I also firmly and absolutely believe in my own privacy. I am rubbish at maintaining anonymity. I want to share things about myself and my life, and the more I do that, the more identifiable I become. It may be an odd balance of power in the doctor-patient relationship - me knowing all about them in intimate detail, them knowing nothing about me - but that is how it safely works. If a patient ever found this place and came to know all my innermost thoughts, neuroses and turmoils...? Well, that's a chance I take in keeping this blog, but I bet it would make for one hell of an awkward encounter.***

Last, but by no means least, I fear the wrath of my professional regulatory body. They do nasty things to doctors who bring the profession into disrepute, even in their personal lives, which is why I try to keep it all a bit... sanitised. I like my work, and I'd very much like to be able to keep on doing it for the forseeable future.

But work issues have been bugging me lately. Bugging me to the point of distraction. And so I feel compelled to raise something that I feel ultimately affects us all, even if indirectly. (Here in the UK at least.) That something is the misery of the NHS, and in particular the misery of its junior doctors.**** This miserable junior doctor in actual fact.

I choose medicine, believe it or not, so that I could help people. Do something tangibly good with my life. Never feel guilty about a single penny earned, or spent, because it had literally been paid for by blood, sweat and tears. (Mine, as much as anyone else's.) To me this attitude does not fit comfortably with sharp business acumen. I am embarrassingly apathetic politically, but when it comes to healthcare I strongly believe that equal access to a high standard of it is a basic human right, and should, for the most part, be unaffected by one's individual ability to pay. Once healthcare is privatised, doctors become self-employed businesspeople, and no matter how altruistic you may have been to begin with, the need to feed, clothe and shelter yourself and your family introduces an enormous conflict of interest. How can you be certain that you are acting in your patients' best interests, if in the act of treating them you are also directly taking care of your own? For me, it just doesn't add up. (Please note, I am in no way trying to comment on the healthcare debate raging across the pond. It is my personal dilemma of which I write.*****)

Which is where the NHS-induced misery comes in. This is not the appropriate forum for a tirade about how shitty the conditions of my employment are, and how unsupported and under-resourced one of the most highly stressed and vulnerable groups of professionals are, and how frankly unsafe this can make things for the rest of us. But increasingly, I have had to think that long-term, maybe the NHS is not for me. Maybe I will be forced to cut and run to sunnier climes, maybe I will have to go private, for the sake of my own health and sanity. I'm not the only one - others like me are leaving in droves - but still I hate myself for even thinking of it. Especially for thinking of private practice.

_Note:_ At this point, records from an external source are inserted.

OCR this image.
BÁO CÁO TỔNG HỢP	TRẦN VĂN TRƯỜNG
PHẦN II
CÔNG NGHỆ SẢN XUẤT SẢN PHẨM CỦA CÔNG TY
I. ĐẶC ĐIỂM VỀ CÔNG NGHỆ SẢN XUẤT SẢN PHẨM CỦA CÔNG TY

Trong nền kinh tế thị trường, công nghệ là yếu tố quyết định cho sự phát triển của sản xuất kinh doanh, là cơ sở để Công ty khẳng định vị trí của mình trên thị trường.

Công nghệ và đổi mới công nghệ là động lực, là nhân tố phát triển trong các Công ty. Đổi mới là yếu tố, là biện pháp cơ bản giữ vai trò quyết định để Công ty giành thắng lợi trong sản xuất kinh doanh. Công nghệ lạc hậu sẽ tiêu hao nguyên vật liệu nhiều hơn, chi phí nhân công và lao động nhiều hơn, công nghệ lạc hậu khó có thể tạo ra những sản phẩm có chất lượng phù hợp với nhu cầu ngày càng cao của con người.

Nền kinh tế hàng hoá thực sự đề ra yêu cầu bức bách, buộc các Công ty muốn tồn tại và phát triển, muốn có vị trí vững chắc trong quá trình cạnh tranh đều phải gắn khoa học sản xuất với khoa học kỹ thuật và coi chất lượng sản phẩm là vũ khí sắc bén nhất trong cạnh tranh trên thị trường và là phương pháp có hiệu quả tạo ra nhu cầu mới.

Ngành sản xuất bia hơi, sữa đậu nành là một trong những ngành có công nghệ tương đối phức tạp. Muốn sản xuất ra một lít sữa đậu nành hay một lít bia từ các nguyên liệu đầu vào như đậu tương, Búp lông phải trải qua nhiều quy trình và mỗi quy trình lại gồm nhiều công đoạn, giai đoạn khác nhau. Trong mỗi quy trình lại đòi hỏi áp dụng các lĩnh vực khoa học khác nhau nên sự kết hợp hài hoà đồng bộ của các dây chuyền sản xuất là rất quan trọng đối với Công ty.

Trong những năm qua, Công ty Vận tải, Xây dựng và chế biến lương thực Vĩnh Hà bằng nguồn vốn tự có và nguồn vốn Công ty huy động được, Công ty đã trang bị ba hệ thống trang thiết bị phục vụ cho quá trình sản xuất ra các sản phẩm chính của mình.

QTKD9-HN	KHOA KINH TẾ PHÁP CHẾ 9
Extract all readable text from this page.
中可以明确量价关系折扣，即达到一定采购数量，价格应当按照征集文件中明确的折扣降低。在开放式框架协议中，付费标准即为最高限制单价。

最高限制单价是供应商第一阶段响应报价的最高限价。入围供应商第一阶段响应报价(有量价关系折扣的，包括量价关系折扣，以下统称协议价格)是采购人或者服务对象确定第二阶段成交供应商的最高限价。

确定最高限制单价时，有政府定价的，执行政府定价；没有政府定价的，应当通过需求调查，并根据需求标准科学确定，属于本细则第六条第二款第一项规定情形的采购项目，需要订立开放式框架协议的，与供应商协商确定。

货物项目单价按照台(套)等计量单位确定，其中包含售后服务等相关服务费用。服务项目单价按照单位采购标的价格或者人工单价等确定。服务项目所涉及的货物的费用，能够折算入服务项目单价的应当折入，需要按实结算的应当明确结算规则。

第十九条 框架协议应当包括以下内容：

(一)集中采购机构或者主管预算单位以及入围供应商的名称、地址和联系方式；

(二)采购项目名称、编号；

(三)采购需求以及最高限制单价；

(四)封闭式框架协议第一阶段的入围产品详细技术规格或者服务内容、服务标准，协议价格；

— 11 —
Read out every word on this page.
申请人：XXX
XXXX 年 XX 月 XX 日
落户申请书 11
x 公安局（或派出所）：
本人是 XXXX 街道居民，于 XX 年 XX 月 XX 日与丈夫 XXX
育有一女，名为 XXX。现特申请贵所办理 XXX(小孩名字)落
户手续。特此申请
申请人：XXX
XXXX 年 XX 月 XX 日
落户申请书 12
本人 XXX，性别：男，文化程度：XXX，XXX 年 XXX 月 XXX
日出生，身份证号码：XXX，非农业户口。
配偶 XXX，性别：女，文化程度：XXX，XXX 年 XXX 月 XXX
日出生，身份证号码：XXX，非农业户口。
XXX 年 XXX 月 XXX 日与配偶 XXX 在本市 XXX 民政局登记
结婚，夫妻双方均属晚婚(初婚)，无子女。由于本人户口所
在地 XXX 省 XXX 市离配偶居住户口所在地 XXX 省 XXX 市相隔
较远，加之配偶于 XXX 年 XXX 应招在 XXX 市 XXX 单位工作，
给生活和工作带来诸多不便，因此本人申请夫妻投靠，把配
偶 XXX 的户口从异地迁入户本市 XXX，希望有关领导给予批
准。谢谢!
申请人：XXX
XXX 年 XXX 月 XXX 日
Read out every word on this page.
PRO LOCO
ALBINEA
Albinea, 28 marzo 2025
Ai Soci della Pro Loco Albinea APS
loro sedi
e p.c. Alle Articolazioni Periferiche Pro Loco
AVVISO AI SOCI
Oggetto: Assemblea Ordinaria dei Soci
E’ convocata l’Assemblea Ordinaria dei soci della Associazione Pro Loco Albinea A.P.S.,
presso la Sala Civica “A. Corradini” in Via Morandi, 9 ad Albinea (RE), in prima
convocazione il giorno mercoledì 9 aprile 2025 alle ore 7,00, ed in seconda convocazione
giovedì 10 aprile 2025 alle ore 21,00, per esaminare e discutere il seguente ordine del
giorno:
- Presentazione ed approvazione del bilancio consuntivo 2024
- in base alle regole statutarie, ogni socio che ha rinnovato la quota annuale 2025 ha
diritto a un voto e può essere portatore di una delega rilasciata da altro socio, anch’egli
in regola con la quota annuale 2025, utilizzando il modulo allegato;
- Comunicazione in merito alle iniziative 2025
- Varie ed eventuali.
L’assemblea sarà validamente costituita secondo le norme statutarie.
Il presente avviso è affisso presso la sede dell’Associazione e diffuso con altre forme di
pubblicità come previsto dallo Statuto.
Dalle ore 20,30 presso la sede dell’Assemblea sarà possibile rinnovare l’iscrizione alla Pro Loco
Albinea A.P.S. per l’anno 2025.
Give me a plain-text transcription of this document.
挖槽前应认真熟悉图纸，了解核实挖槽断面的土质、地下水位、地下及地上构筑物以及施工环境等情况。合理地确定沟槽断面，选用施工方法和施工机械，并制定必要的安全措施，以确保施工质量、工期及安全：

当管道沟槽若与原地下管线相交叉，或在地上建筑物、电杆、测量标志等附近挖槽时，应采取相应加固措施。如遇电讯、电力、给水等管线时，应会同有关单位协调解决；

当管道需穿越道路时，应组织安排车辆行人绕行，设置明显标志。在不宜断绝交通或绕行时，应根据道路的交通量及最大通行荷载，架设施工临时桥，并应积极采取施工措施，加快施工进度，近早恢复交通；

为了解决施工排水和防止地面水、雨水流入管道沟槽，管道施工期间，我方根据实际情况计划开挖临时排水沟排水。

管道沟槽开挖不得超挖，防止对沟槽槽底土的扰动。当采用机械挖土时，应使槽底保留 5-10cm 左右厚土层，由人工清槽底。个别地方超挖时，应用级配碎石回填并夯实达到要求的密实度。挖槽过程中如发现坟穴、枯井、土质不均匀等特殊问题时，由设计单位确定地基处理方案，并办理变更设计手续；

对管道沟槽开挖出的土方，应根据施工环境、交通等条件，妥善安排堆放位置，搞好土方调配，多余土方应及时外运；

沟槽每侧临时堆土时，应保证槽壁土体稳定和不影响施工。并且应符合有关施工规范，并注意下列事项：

How could I live with that conflict between providing for others' needs while making sure I can meet my own? But then, how can I remain in the NHS, as jaded, cynical and disillusioned as I have already become? I don't know the answers to those questions, but I'm beginning to think that therein lies the secret to my future career happiness.

So there you have it. A bit more (possibly ill-advised) self-disclosure. A bit of a rant, a weight off my chest. And the only thing I can really ask you to take away from this post? Please be kind to your doctors when next you see them, as silly as that may sound. Believe me when I say that it's harder for them than you may think.


*Was it?
**Although mainly, it's tedium. With some moments of unbelievable joy and awesome inspiration at the immensity of the human spirit as well.
***And I won't even mention my fear of being stalked. Nope, not mentioning it...
****Read on dear friends, I am miserable because I feel the NHS isn't working as it should, not because I don't think that it is A Very Good Thing. It is.
*****Although, yes, privatised healthcare is a rubbish idea. Shoot me for having a political opinion. 
AND Have you seen Nurse Jackie? It may be the best medical TV show I've seen yet. And that female British doctor with the fabulously ridiculous shoes? I want to be her.